After undocking from Apollo on July 19, Leonov and Kubasov continued Earth and solar photography tasks and imaged a joint fungal growth experiment. They rehearsed the procedures for reentry and provided a televised tour of their spacecraft for Soviet audiences. On July 21, they donned their Sokol launch and entry suits and climbed into their couches in the Soyuz spacecraft’s Descent Module (DM). They performed the four-and-a-half minute deorbit burn precisely on schedule, followed nine minutes later by the separation of the DM from the Orbital and Instrument Modules. After reentry through the Earth’s upper atmosphere, worldwide audiences were treated for the first time to live television views of the Soyuz descending on its orange and white parachute. About one meter above the ground, retrorockets fired to slow the spacecraft’s speed at touchdown, raising a large cloud of dust from the arid Kazakh steppe. Recovery forces reached the capsule within minutes and first Kubasov then Leonov emerged, a bit shaky after their six-day flight but otherwise in excellent health. Recovery forces flew them to the Baikonur Cosmodrome, where they held a press conference and rested for two days. Leonov and Kubasov returned to Moscow on July 23, greeted by a large cheering crowd at the Soviet capital’s Vnukovo Airport. The descent module of the ASTP Soyuz is on display at the RKK Energia museum in Korolev, just outside of Moscow.
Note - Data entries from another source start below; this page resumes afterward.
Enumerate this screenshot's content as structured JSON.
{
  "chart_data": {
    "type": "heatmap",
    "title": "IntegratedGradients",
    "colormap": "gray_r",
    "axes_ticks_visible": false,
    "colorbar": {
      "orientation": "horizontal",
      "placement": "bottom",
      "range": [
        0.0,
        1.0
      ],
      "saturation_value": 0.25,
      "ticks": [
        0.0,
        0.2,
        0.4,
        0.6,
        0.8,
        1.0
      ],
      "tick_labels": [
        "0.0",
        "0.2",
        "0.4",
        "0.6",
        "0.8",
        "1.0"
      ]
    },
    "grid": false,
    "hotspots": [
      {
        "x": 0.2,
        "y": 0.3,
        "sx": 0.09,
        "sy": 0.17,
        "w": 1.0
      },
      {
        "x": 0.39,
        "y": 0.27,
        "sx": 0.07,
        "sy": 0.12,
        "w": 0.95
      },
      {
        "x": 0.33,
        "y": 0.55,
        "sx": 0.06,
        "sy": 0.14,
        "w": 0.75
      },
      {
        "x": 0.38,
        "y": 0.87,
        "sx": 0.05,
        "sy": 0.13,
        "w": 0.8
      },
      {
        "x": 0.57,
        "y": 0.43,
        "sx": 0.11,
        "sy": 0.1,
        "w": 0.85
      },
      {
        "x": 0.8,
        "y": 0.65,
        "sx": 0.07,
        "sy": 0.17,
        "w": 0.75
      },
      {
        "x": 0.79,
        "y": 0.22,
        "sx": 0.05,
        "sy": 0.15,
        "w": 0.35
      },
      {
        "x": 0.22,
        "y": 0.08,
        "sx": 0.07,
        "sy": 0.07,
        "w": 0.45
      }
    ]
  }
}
Left: ASTP Soyuz cosmonauts Kubasov (left) and Leonov hold a press conference at
Baikonur a few hours after landing. Right: Leonov (left) and Kubasov upon
arrival at Moscow’s Vnukovo Airport.
The policy of openness that characterized the ASTP Soyuz mission did not extend to other Soviet space programs. Just five days after Leonov and Kubasov’s landing, the Soyuz 18 crew of Pyotr I. Klimuk and Vitali I. Sevastyanov returned after a 63-day flight aboard the Salyut-4 space station. Soviet television, like for all previous landings except ASTP, did not carry live coverage of the event.
Left: Recovery forces on the scene of the Soyuz 18 landing.
Right: Soyuz 18 cosmonaut Sevastyanov talking to recovery forces
shortly after touchdown.
The Soviet Union had prepared two identical Soyuz spacecraft for ASTP and decided to repurpose the unflown backup vehicle for a solo Earth observation mission, launched on Sep. 15, 1976. Engineers replaced the androgynous docking system on the spacecraft’s Orbital Module with a housing for a multispectral imaging system called MKF-6, built by the Carl-Zeiss-Jena company in the former German Democratic Republic (East Germany) in collaboration with Soviet scientists. The Soyuz 22 crew of veteran Commander Valeri F. Bykovsky and first time space flier Flight Engineer Vladimir V. Aksenov spent eight days in space flying in an unusual high inclination (65o versus the usual 51o for Soviet crewed missions) orbit that provided coverage over both East Germany and higher latitudes in the Soviet Union. The MKF-6 camera, carrying six cameras tuned to different wavelengths in the visible and near-infrared parts of the spectrum, was a precursor to similar equipment carried aboard the Salyut-6 and later Soviet and Russian space stations beginning in 1978.
Left: Soyuz 22 spacecraft during final assembly and testing, showing the shroud for the MKF-6
camera in place of the docking apparatus at the top of the vehicle. Middle: The MKF-6 camera.
Right: Soyuz 22 crew of Aksenov (left) and Bykovsky.